Since SQLIte does not support RIGHT OUTER JOINS I used an inner JOIN and excluded the IDs that would be identical in all columns so the remaining ones are the ones we were looking for.

CREATE TABLE $${Stable_not_identical}$$ AS
_SELECT * FROM _
_temp_table t3
_WHERE t3.new_id NOT IN _
_( SELECT DISTINCT _
_t2.new_id _
_FROM _temp_table t2 _
INNER JOIN $${Sname}$$ t1
ON $${Scombined string}$$
)

The table with the non-identical rows from the right table is then stored in the first database (and might be transferred to a final location).

Maybe it is a bit of an overkill and your problem might have been solved in the meantime but it gave me the opportunity to demonstrate a few features of KNIME with Databases. One might switch out the SQLite with a bigger DB or might manipulate the construction of the SQL join code or something else.

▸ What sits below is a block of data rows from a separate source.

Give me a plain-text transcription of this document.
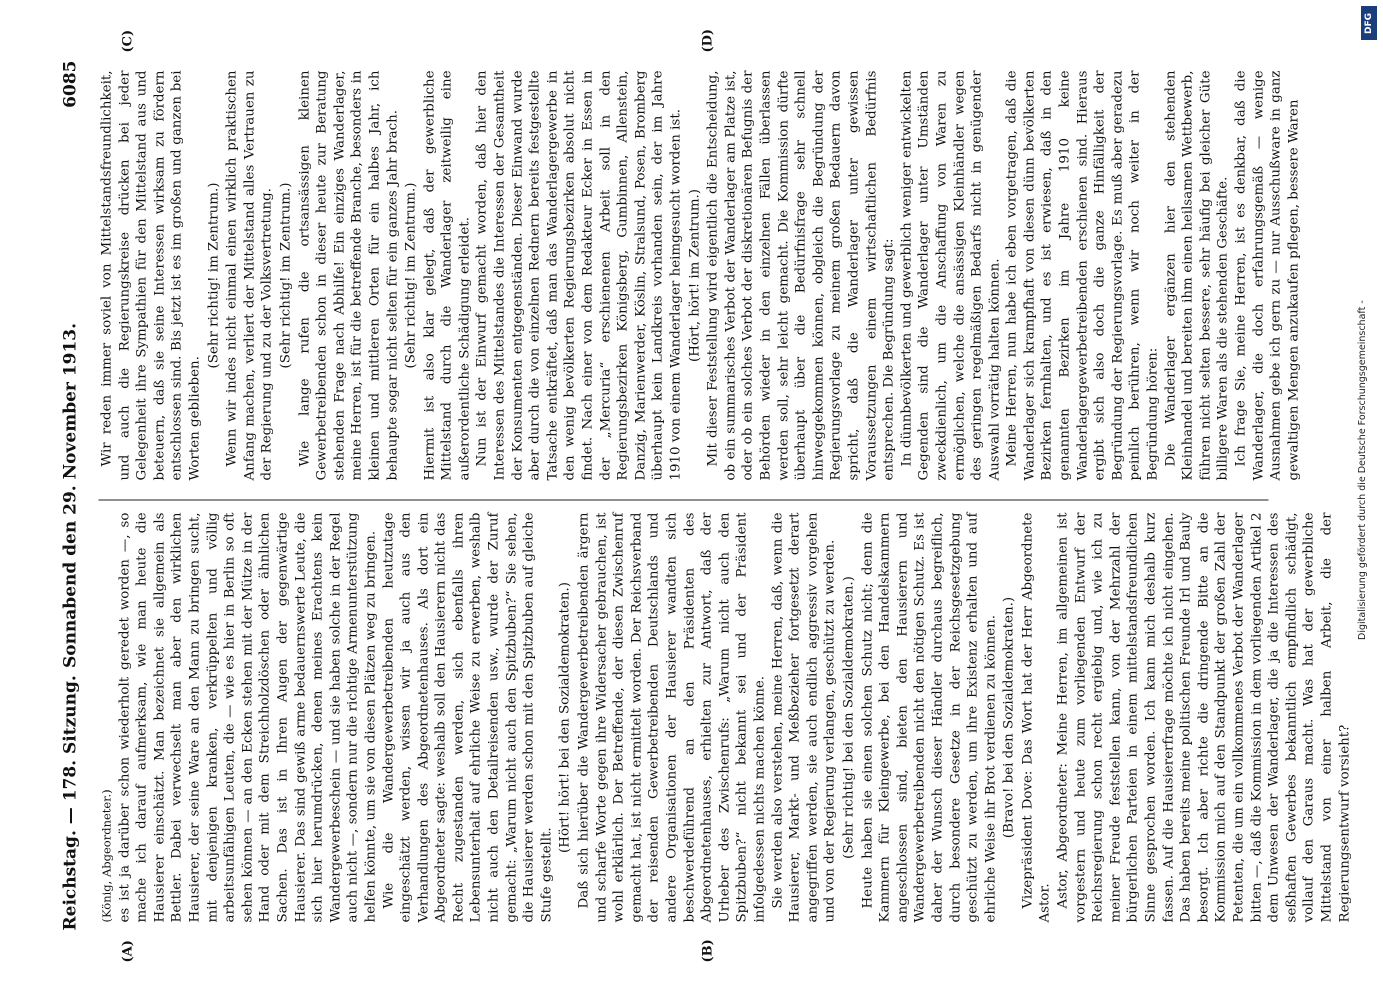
Reichstag. — 178. Sitzung.
Sonnabend den 29. November 1913.
6085
(A)	(B)
(C)	(D)

(König, Abgeordneter.) es ist ja darüber schon wiederholt geredet worden —, so mache ich darauf aufmerksam, wie man heute die Hausierer einschätzt. Man bezeichnet sie allgemein als Bettler. Dabei verwechselt man aber den wirklichen Hausierer, der seine Ware an den Mann zu bringen sucht, mit denjenigen kranken, verkrüppelten und völlig arbeitsunfähigen Leuten, die — wie es hier in Berlin so oft sehen können — an den Ecken stehen mit der Mütze in der Hand oder mit dem Streichholzdöschen oder ähnlichen Sachen. Das ist in Ihren Augen der gegenwärtige Hausierer. Das sind gewiß arme bedauernswerte Leute, die sich hier herumdrücken, denen meines Erachtens kein Wandergewerbeschein — und sie haben solche in der Regel auch nicht —, sondern nur die richtige Armenunterstützung helfen könnte, um sie von diesen Plätzen weg zu bringen. Wie die Wandergewerbetreibenden heutzutage eingeschätzt werden, wissen wir ja auch aus den Verhandlungen des Abgeordnetenhauses. Als dort ein Abgeordneter sagte: weshalb soll den Hausierern nicht das Recht zugestanden werden, sich ebenfalls ihren Lebensunterhalt auf ehrliche Weise zu erwerben, weshalb nicht auch den Detailreisenden usw., wurde der Zuruf gemacht: „Warum nicht auch den Spitzbuben?“ Sie sehen, die Hausierer werden schon mit den Spitzbuben auf gleiche Stufe gestellt.

(Hört! hört! bei den Sozialdemokraten.) Daß sich hierüber die Wandergewerbetreibenden ärgern und scharfe Worte gegen ihre Widersacher gebrauchen, ist wohl erklärlich. Der Betreffende, der diesen Zwischenruf gemacht hat, ist nicht ermittelt worden. Der Reichsverband der reisenden Gewerbetreibenden Deutschlands und andere Organisationen der Hausierer wandten sich beschwerdeführend an den Präsidenten des Abgeordnetenhauses, erhielten zur Antwort, daß der Urheber des Zwischenrufs: „Warum nicht auch den Spitzbuben?“ nicht bekannt sei und der Präsident infolgedessen nichts machen könne. Sie werden also verstehen, meine Herren, daß, wenn die Hausierer, Markt- und Meßbezieher fortgesetzt derart angegriffen werden, sie auch endlich aggressiv vorgehen und von der Regierung verlangen, geschützt zu werden. (Sehr richtig! bei den Sozialdemokraten.) Heute haben sie einen solchen Schutz nicht; denn die Kammern für Kleingewerbe, bei den Handelskammern angeschlossen sind, bieten den Hausierern und Wandergewerbetreibenden nicht den nötigen Schutz. Es ist daher der Wunsch dieser Händler durchaus begreiflich, durch besondere Gesetze in der Reichsgesetzgebung geschützt zu werden, um ihre Existenz erhalten und auf ehrliche Weise ihr Brot verdienen zu können. (Bravo! bei den Sozialdemokraten.) Vizepräsident Dove: Das Wort hat der Herr Abgeordnete Astor. Astor, Abgeordneter: Meine Herren, im allgemeinen ist vorgestern und heute zum vorliegenden Entwurf der Reichsregierung schon recht ergiebig und, wie ich zu meiner Freude feststellen kann, von der Mehrzahl der bürgerlichen Parteien in einem mittelstandsfreundlichen Sinne gesprochen worden. Ich kann mich deshalb kurz fassen. Auf die Hausiererfrage möchte ich nicht eingehen. Das haben bereits meine politischen Freunde Irl und Bauly besorgt. Ich aber richte die dringende Bitte an die Kommission mich auf den Standpunkt der großen Zahl der Petenten, die um ein vollkommenes Verbot der Wanderlager bitten —, daß die Kommission in dem vorliegenden Artikel 2 dem Unwesen der Wanderlager, die ja die Interessen des seßhaften Gewerbes bekanntlich empfindlich schädigt, vollauf den Garaus macht. Was hat der gewerbliche Mittelstand von einer halben Arbeit, die der Regierungsentwurf vorsieht?

Wir reden immer soviel von Mittelstandsfreundlichkeit, und auch die Regierungskreise drücken bei jeder Gelegenheit ihre Sympathien für den Mittelstand aus und beteuern, daß sie seine Interessen wirksam zu fördern entschlossen sind. Bis jetzt ist es im großen und ganzen bei Worten geblieben.

(Sehr richtig! im Zentrum.) Wenn wir indes nicht einmal einen wirklich praktischen Anfang machen, verliert der Mittelstand alles Vertrauen zu der Regierung und zu der Volksvertretung. (Sehr richtig! im Zentrum.) Wie lange rufen die ortsansässigen kleinen Gewerbetreibenden schon in dieser heute zur Beratung stehenden Frage nach Abhilfe! Ein einziges Wanderlager, meine Herren, ist für die betreffende Branche, besonders in kleinen und mittleren Orten für ein halbes Jahr, ich behaupte sogar nicht selten für ein ganzes Jahr brach. (Sehr richtig! im Zentrum.) Hiermit ist also klar gelegt, daß der gewerbliche Mittelstand durch die Wanderlager zeitweilig eine außerordentliche Schädigung erleidet. Nun ist der Einwurf gemacht worden, daß hier den Interessen des Mittelstandes die Interessen der Gesamtheit der Konsumenten entgegenständen. Dieser Einwand wurde aber durch die von einzelnen Rednern bereits festgestellte Tatsache entkräftet, daß man das Wanderlagergewerbe in den wenig bevölkerten Regierungsbezirken absolut nicht findet. Nach einer von dem Redakteur Ecker in Essen in der „Mercuria“ erschienenen Arbeit soll in den Regierungsbezirken Königsberg, Gumbinnen, Allenstein, Danzig, Marienwerder, Köslin, Stralsund, Posen, Bromberg überhaupt kein Landkreis vorhanden sein, der im Jahre 1910 von einem Wanderlager heimgesucht worden ist. (Hört, hört! im Zentrum.) Mit dieser Feststellung wird eigentlich die Entscheidung, ob ein summarisches Verbot der Wanderlager am Platze ist, oder ob ein solches Verbot der diskretionären Befugnis der Behörden wieder in den einzelnen Fällen überlassen werden soll, sehr leicht gemacht. Die Kommission dürfte überhaupt über die Bedürfnisfrage sehr schnell hinweggekommen können, obgleich die Begründung der Regierungsvorlage zu meinem großen Bedauern davon spricht, daß die Wanderlager unter gewissen Voraussetzungen einem wirtschaftlichen Bedürfnis entsprechen. Die Begründung sagt: In dünnbevölkerten und gewerblich weniger entwickelten Gegenden sind die Wanderlager unter Umständen zweckdienlich, um die Anschaffung von Waren zu ermöglichen, welche die ansässigen Kleinhändler wegen des geringen regelmäßigen Bedarfs nicht in genügender Auswahl vorrätig halten können. Meine Herren, nun habe ich eben vorgetragen, daß die Wanderlager sich krampfhaft von diesen dünn bevölkerten Bezirken fernhalten, und es ist erwiesen, daß in den genannten Bezirken im Jahre 1910 keine Wanderlagergewerbetreibenden erschienen sind. Hieraus ergibt sich also doch die ganze Hinfälligkeit der Begründung der Regierungsvorlage. Es muß aber geradezu peinlich berühren, wenn wir noch weiter in der Begründung hören: Die Wanderlager ergänzen hier den stehenden Kleinhandel und bereiten ihm einen heilsamen Wettbewerb, führen nicht selten bessere, sehr häufig bei gleicher Güte billigere Waren als die stehenden Geschäfte. Ich frage Sie, meine Herren, ist es denkbar, daß die Wanderlager, die doch erfahrungsgemäß — wenige Ausnahmen gebe ich gern zu — nur Ausschußware in ganz gewaltigen Mengen anzukaufen pflegen, bessere Waren

DFG
Digitalisierung gefördert durch die Deutsche Forschungsgemeinschaft -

Here are the left over non identical lines. If there is already an ID there one might drop the artificial one.

36

kn_example_right_joiner_loop_sqlite.knwf (151.5 KB)

Hi mlauber,

nice job and tnx but it is a bit of an overkill for me and not sure if it would work. For the time being I will not be joining in a loop rather I will have a separate flow.

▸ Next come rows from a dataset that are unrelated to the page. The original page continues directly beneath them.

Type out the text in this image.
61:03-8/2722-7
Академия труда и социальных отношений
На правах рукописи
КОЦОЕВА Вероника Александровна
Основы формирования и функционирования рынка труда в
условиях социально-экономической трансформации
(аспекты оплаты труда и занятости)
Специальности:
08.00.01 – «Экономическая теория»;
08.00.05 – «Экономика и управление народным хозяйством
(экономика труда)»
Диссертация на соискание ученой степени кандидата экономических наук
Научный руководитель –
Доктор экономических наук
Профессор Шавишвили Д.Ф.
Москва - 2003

I think the Joiner node should have this possibility.

Br,
Ivan

1 Like

I don’t know if that might help. But i just red an article in the KNIME Blog about KNIME’s test suite:

https://www.knime.com/blog/enter-the-era-of-automated-workflow-testing-and-validation

There is a node that compares two tables to see if they are equal or not. Would that be useful for you?

2 Likes

Hi!

Not really but other things learned from that blog sure helps :smiley:

Tnx!
Ivan

I have the same question to use a joiner in a loop to join several sheets of excel.
Each sheet has different columns but they all share a key column.
I didn’t find any solution to join them all in a loop without reading them one by one.
Can anyone help with that?

1 Like

Hello there,

to answer my own topic from a while ago. This is now possible with array flow variables which were introduced with KNIME version 4.1. Who is interested check out example on KNIME Hub. Doesn’t feature a loop but you’ll get a point :wink:

Br,
Ivan

3 Likes

Thanks for sharing Ivan. Highly appreciated! BR

1 Like

This topic was automatically closed 7 days after the last reply. New replies are no longer allowed.